Parsing Html The Cthulhu Way

Also, your wack-ass busted old moveeeablee typee cobol blogg enginne hath wacked my comment formatting. Bah.

I got downvoted on StackOverflow for saying that Regex is not the right solution for parsing HTML. It was offset by 11 upvotes, but some people will just never get it. It’s one thing to use a regex to tokenize HTML, but another thing entirely to use them as if HTML were a regular grammar.

Jeff, didn’t you spend a considerable amount of time in one of the StackOverflow podcasts trying to convince Joel that it was OK for you to try and parse Markup with a bunch of regular expressions, despite the fact that it’s not a regular language and runs into a bunch of the same types of problems?

Whoops heh, that’s what I get for not looking at the date of the post… for some reason this just popped up in my rss reader again.

Back in the day I wrote my own C HTML parser, back before it was a solved problem. I even had my own version of xpath for it.

I was seduced by the RegExHtmlMonster. I woke up screaming and decided it was time to parse the nightmares away.

Jeff, How do you explain the popularity of syntax highlighters that use regular expressions ?

http://pygments.org
http://qbnz.com/highlighter
http://code.google.com/p/google-code-prettify/

Very informative and trustworthy blog. Please keep updating with great posts like this one. I have booked marked your site and am about to email it to a few friends of mine that I know would enjoy reading Arkadaslik Sitesi - Sohbet Odalari

This guy slaps Cthulhu across the face and laughs heartily!
http://jmrware.com/articles/2009/uri_regexp/URI_regex.html

If the ideology of this post and most of the comments are to believed as gospel then the following book will certainly make the baby Jesus cry…

LOL… now I understand bobince’s persistence in MY post about regex vs HTML: http://stackoverflow.com/questions/3951485/regex-extracting-only-the-visible-page-text-from-a-html-source-document

(…and maybe some of you would be amused by my own persistence, too :slight_smile:

However, as I stated numerous times in my comments, I wasn’t out to parse the HTML per se, but “merely” interested in a much coarser extraction. And for my purposes, the regex approach works - it’s a tradeoff between efficiency and total robustness. But the outcome is surprisingly solid. The final implementation can be found here: http://www.martinwardener.com/regex/

Mind you, regarding the “secondary” issue (extracting all links/URLs from an HTML document), it is of no concern that this implementation is over-eager (by design, btw) and picks out a few invalid URLs (mostly pertaining to script blocks) - those will be filtered out during the subsequent URL validation anyway.
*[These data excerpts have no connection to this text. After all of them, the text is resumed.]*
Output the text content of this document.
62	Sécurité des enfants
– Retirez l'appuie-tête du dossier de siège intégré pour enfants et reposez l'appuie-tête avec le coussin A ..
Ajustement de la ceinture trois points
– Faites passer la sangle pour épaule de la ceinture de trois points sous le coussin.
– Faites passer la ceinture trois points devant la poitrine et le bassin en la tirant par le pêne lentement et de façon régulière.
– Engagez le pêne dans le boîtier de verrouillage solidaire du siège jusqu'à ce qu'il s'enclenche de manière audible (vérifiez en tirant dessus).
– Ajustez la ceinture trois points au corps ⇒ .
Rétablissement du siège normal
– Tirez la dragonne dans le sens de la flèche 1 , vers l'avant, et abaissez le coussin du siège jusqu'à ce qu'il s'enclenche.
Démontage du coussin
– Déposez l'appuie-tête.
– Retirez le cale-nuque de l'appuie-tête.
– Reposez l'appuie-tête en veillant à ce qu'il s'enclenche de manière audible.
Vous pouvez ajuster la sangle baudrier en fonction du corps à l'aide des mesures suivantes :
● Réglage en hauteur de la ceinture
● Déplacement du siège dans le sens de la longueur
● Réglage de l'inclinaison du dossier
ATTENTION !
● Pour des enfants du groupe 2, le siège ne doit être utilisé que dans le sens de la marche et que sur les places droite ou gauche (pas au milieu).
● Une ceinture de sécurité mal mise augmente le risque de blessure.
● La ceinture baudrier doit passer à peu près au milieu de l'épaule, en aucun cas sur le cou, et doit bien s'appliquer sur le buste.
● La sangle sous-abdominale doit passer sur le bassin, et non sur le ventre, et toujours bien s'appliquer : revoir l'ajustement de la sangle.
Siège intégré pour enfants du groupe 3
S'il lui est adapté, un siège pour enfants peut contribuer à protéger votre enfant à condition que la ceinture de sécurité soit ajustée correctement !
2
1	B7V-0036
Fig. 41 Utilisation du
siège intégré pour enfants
I was recently working on a java project to retrieve all the separate unique words found (content) on a specified HTML page, and print them alphabetically along with their frequency on that page.

My program, instead of using regular expressions, reads the file line by line. Any text that is within the ending ‘>’ and beginning ‘<’ HTML brackets is read into a new variable. This new variable then contains all of the words found (visible, not alt tags) on that web page, separated by spaces.
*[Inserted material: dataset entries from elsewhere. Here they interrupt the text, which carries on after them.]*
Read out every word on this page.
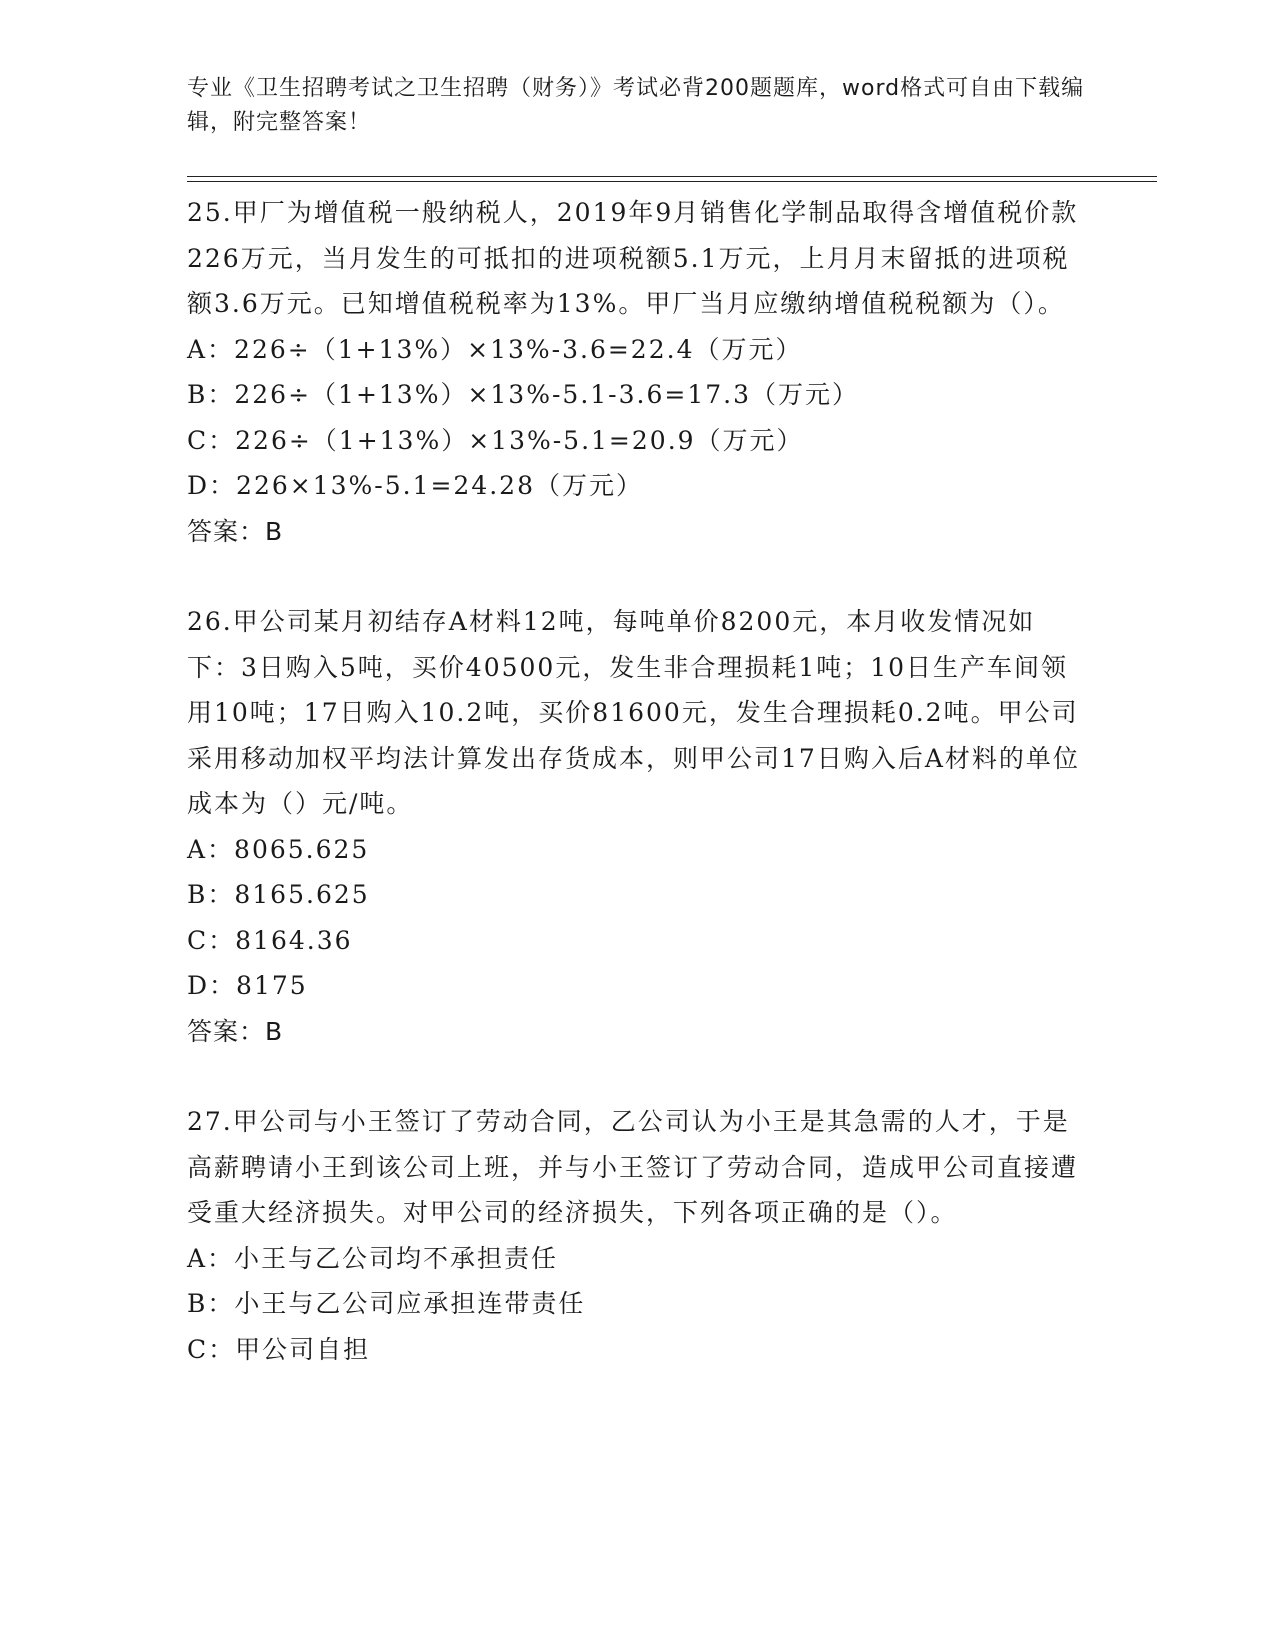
专业《卫生招聘考试之卫生招聘（财务）》考试必背200题题库，word格式可自由下载编辑，附完整答案！

25.甲厂为增值税一般纳税人，2019年9月销售化学制品取得含增值税价款226万元，当月发生的可抵扣的进项税额5.1万元，上月月末留抵的进项税额3.6万元。已知增值税税率为13%。甲厂当月应缴纳增值税税额为（）。

A：226÷（1+13%）×13%-3.6=22.4（万元）

B：226÷（1+13%）×13%-5.1-3.6=17.3（万元）

C：226÷（1+13%）×13%-5.1=20.9（万元）

D：226×13%-5.1=24.28（万元）

答案：B

26.甲公司某月初结存A材料12吨，每吨单价8200元，本月收发情况如下：3日购入5吨，买价40500元，发生非合理损耗1吨；10日生产车间领用10吨；17日购入10.2吨，买价81600元，发生合理损耗0.2吨。甲公司采用移动加权平均法计算发出存货成本，则甲公司17日购入后A材料的单位成本为（）元/吨。

A：8065.625

B：8165.625

C：8164.36

D：8175

答案：B

27.甲公司与小王签订了劳动合同，乙公司认为小王是其急需的人才，于是高薪聘请小王到该公司上班，并与小王签订了劳动合同，造成甲公司直接遭受重大经济损失。对甲公司的经济损失，下列各项正确的是（）。

A：小王与乙公司均不承担责任

B：小王与乙公司应承担连带责任

C：甲公司自担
Using this method, the only text that is really left out are image alt tags and meta descriptions and keywords. Three regular expressions, since you love them so much, could get those before or after the fact.

My program then built a Binary Search Tree based on the words found in that HTML file, along with their frequency. Being a web developer, I have found this a neat tool to have to evaluate keywords of a website, as it works quite well. Not saying it’s the ‘perfect parser’, but it works with HTML, BROKEN HTML, PHP, ASP, or most any kind of web page out there.

I am a beginning Python coder. I wanted to be able to go to www.fictionpress.com (a website containing stories people write) and turn raw HTML into the story I am trying to extract. Is there any better method than using regular expressions? Using the RE module allowed me to not only parse the HTML, but also remove headers and footers I didn’t want to see.

What should I be using instead of regular expressions for HTML?

If the HTML changes then almost any scraper or parser will fail. Anyone that says otherwise is bullshitting in order to justify doing the ‘right thing’.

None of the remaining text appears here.